Now as far as which formulation to use, it helps to get a bit less abstract and think about finite products and coproducts of things as HKDs. We can write these roughly as follows:

-- A "heterogenization" of `Nat`
type HList :: [k] -> K k
data HList as f
  where
  HNil :: HList '[] f
  HCons :: f x -> HList xs f -> HList (x ': xs) f

-- A "heterogenization" of `Fin`
type HItem :: [k] -> K k
data HItem as f
  where
  HHere :: f x -> HItem (x ': xs) f
  HThere :: HItem xs f -> HItem (x ': xs) f

The question we'd like to answer is:

is there a type constructor Co :: K k -> K k, such that for all type level lists xs :: [k], Co (HItem xs) ~ HList xs and HItem xs ~ Co (HList xs)

It seems reasonable to say that up to isomorphism, there can at most one such Co type constructor. It also seems reasonable to say that the two flavors of Co we've come up with are not isomorphic to each other.

Now I haven't proved that the original Co solves the equations, but I can show that it's possible to write pairs of functions Co (HItem xs) <~> HList xs and HItem xs <~> Co (HList xs) that "roundtrip" satisfactorily on all the examples where I've tried them.

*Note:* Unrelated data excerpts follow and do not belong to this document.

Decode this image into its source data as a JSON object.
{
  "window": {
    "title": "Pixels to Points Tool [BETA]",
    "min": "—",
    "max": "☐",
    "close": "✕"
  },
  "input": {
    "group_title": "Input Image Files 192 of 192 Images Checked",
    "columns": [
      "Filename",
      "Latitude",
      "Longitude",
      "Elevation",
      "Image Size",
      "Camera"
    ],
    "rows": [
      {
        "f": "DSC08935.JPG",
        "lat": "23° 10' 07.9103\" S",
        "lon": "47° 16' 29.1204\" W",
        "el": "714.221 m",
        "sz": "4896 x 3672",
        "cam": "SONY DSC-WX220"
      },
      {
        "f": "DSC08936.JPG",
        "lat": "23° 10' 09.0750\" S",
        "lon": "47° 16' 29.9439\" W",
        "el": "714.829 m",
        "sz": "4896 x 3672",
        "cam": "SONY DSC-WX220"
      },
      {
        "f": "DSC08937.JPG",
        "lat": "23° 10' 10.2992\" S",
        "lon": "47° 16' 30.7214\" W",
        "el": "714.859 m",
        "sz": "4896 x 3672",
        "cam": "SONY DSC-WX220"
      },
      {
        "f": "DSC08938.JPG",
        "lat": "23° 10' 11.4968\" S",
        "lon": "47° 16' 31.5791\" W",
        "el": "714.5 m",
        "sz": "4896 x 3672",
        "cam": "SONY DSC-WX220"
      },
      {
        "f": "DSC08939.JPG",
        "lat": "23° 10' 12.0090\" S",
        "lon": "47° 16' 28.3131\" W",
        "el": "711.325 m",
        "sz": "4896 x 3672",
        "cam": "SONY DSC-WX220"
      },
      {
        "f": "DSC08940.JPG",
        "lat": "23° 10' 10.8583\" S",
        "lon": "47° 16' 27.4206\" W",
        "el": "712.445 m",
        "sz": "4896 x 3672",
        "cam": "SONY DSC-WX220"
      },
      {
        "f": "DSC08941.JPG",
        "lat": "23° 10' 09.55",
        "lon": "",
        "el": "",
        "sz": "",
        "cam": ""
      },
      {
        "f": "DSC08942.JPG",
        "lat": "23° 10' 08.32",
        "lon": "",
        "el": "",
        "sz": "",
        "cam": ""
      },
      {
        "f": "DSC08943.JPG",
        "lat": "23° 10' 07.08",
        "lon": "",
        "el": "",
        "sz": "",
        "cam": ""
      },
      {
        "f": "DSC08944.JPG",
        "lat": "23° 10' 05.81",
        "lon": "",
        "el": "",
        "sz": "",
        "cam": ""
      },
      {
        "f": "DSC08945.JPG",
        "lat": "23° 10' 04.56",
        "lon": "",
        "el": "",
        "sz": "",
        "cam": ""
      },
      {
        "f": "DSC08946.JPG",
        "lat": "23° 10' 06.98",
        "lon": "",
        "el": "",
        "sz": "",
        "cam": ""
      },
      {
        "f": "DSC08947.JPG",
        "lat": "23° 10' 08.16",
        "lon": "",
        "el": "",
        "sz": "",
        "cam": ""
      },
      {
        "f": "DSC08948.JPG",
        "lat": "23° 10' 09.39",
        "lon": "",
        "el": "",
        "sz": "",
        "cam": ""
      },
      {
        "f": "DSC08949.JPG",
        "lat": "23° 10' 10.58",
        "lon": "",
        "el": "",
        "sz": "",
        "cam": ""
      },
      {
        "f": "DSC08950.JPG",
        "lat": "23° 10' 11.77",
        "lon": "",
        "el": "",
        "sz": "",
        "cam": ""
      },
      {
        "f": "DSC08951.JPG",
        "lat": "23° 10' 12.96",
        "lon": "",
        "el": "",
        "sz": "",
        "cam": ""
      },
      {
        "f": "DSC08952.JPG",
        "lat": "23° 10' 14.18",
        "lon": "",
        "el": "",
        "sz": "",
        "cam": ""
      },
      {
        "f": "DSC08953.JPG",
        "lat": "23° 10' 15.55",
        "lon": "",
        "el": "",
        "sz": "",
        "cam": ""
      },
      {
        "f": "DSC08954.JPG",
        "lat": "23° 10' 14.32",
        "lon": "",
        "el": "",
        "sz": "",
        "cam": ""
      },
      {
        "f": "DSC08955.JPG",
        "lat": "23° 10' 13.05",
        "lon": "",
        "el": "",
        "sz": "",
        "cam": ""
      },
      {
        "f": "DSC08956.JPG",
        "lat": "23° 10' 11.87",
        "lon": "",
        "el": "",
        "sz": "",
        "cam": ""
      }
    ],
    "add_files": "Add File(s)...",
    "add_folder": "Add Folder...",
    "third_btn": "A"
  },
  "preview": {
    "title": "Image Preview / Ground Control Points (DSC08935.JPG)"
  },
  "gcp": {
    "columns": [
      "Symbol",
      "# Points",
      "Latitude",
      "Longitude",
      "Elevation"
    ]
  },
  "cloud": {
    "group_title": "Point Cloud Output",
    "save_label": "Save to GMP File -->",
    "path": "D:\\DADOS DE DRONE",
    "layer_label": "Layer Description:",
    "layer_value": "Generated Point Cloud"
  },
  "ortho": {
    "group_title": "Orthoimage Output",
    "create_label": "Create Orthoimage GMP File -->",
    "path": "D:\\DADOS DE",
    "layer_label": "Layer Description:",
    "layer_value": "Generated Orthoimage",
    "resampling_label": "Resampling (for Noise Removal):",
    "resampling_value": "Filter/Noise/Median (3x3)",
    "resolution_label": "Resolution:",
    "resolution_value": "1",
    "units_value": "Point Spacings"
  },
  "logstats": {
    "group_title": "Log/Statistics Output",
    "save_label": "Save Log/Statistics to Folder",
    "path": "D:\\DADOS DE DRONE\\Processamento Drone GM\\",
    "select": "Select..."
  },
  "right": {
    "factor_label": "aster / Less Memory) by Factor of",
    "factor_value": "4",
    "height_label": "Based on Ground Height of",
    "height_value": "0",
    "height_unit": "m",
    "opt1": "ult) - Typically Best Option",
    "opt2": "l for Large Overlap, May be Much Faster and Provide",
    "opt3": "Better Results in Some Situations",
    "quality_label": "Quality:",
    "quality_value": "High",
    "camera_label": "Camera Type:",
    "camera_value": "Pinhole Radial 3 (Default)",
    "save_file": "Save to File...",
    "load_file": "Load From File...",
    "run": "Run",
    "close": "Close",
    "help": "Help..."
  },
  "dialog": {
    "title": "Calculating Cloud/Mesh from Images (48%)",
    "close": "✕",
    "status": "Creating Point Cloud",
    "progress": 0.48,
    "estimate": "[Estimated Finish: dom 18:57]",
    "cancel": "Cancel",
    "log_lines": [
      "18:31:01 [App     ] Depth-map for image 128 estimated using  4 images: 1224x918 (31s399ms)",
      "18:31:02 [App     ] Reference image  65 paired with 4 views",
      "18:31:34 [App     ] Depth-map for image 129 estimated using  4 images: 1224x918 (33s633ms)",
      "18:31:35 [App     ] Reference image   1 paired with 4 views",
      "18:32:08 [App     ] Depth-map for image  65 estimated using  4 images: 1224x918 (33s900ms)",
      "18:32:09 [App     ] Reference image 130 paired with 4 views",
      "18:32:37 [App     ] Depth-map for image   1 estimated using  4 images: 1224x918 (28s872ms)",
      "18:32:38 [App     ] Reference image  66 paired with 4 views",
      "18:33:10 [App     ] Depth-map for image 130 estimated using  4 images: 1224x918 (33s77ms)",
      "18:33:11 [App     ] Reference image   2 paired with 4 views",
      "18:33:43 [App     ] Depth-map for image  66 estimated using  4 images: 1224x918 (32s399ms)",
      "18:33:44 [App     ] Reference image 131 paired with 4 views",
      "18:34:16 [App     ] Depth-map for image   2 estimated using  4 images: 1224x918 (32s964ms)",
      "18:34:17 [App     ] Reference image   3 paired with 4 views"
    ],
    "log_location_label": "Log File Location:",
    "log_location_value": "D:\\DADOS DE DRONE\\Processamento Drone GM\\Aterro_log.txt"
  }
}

On the other hand, I've been stuck on the following implausible looking definition for the other version of Co:

newtype Co b f = Co {runCo :: forall r. b (Flip (->) r) -> f r}

fwd :: Co (HList '[]) f -> HItem '[] f
fwd (Co f) = _ $ f HNil

I'm now required to produce a (forall r. f r) -> HItem '[] f, with the understanding that HItem '[] f is essentially Void. But this formula is supposed to work for all f, and it clearly doesn't if you have for example (forall r. Maybe r) -> HItem '[] Maybe, since (forall r. Maybe r) is inhabited (by Nothing). In the other definition, you can simply use the forall r. r that you've recovered as the answer.

from barbies.

I was wondering if folks were still pursuing this feature. I've been using Barbies a lot to define flexible records that can hold things like raw values, mappings, etc. I've then collected these records into a sum so I can have a closed universe of such records. It would be extremely helpful to be able to turn that sum into a record that covers each case which I currently have to do manually. For example:

data A = A
  { a1 :: f Text,
    a2 :: f Bool
  }

data B = B
  { b1 :: f Int
  }

-- Hold a single instance of any of the known records
data MyRecs f = MyRecs_A (A f) | MyRecs_B (B f)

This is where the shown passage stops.